Bila suatu hari ada masalah, mari selesaikan dengan musyawarah. Mari menjadi pribadi yang terbuka satu sama lain. Jangan ada yang ditutupi. Bukankah kita sudah berjanji untuk selalu bersama apa pun yang terjadi? Jangan buru-buru pergi, aku membutuhkanmu di sini untuk saling menguatkan, saling merekatkan.
Dalan menyelesaikan masalah yang ada, mari sama-sama berlapang dada. Jangan sampai kita kedepankan ego yang bisa jadi saling menjatuhkan satu sama lain, melunturkan kepercayaan yang dibangun di atas pondasi pernikahan yang suci. Jangan nodai janji suci hanya karena kebencian yang berkecamuk dalam diri.

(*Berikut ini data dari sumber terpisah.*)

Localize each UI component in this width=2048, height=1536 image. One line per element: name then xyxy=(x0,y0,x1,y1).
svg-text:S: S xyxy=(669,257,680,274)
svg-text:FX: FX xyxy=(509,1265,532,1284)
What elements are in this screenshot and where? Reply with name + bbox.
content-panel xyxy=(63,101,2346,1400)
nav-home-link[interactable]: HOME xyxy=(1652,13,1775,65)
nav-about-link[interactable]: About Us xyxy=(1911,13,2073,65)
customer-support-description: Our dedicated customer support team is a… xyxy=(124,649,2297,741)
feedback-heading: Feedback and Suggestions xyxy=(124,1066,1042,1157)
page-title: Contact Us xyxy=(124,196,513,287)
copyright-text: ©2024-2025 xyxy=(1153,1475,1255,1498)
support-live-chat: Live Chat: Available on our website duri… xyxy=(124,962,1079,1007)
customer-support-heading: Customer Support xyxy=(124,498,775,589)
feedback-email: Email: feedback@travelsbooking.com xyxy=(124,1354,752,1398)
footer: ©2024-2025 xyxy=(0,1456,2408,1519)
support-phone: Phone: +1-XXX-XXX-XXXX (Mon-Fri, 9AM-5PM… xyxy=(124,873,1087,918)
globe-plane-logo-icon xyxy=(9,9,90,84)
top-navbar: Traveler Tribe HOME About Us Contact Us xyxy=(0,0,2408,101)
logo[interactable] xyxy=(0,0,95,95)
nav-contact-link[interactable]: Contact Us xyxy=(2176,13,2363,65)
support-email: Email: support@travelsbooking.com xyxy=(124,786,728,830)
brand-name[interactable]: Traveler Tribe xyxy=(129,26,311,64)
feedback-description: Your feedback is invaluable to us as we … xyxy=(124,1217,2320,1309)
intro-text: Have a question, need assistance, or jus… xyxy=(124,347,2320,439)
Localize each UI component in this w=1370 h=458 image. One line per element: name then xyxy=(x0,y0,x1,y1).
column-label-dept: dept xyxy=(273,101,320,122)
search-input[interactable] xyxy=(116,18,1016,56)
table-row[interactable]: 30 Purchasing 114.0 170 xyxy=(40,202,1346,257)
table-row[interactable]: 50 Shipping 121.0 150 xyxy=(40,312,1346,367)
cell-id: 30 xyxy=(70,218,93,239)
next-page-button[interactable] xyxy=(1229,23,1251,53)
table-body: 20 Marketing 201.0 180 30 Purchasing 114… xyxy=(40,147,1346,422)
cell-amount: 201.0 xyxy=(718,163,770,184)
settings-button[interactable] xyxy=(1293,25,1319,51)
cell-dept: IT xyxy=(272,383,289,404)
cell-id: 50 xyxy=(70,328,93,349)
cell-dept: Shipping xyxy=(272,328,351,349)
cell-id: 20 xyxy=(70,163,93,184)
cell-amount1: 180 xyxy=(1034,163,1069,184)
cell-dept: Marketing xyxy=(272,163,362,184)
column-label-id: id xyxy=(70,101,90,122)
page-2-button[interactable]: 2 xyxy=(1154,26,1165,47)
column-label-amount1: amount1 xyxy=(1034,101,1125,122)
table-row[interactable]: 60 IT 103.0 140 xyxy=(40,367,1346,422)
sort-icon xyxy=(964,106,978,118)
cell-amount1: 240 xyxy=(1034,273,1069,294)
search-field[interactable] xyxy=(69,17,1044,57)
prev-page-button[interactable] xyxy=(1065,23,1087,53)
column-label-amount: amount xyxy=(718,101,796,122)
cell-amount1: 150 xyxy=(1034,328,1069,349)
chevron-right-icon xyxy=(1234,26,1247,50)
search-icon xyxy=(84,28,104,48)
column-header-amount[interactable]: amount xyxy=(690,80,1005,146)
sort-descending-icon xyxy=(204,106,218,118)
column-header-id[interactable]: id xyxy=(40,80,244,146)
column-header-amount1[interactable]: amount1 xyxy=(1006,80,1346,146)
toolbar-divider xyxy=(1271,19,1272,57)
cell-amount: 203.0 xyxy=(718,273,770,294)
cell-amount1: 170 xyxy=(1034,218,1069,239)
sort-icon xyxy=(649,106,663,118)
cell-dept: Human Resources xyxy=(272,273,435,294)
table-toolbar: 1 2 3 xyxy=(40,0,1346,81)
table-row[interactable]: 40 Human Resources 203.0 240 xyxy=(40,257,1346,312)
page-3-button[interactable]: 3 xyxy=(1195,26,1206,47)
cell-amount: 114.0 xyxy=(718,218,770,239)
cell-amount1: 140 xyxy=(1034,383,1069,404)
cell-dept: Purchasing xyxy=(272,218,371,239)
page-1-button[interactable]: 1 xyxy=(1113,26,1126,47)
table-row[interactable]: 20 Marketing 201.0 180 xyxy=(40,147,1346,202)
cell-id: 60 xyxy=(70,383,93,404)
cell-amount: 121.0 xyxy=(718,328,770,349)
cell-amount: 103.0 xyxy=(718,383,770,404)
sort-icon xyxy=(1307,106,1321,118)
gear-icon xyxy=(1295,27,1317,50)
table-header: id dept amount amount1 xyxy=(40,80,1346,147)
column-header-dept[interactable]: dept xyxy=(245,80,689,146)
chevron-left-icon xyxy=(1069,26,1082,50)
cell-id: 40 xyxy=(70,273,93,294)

Mari saling mengalah demi kebaikan. Bukan mengalah sebab kalah, tetapi mengalah untuk kebaikan yang senantiasa dihatapkan hadir dalam kehidupan kita berdua. Ketika rasa bersalah itu hadir, mari saling mengikhlaskan diri untuk memaafkan. Menyelaraskan kembali arah hidup dan tujuan dari pernikahan yang kita jalani ini.
Akhirnya, semoga kita adalah dua orang yang terus saling memahami, terus saling melengkapi, terus saling mengisi. Bukan dua orang yang mengedepankan rasa gengsi, ego diri, atau emosi hingga kita lupa pada esensi. Bahwa pernikahan harus disirami dengan cinta kasih yang terus bersemi di antara dua hati.
Untukmu yang masih terus mencari. Untukmu yang masih terus menanti. Izinkan diri untuk senantiasa menjagamu. Lantas menuntunmu menuju jalan yang diridai oleh-Mu.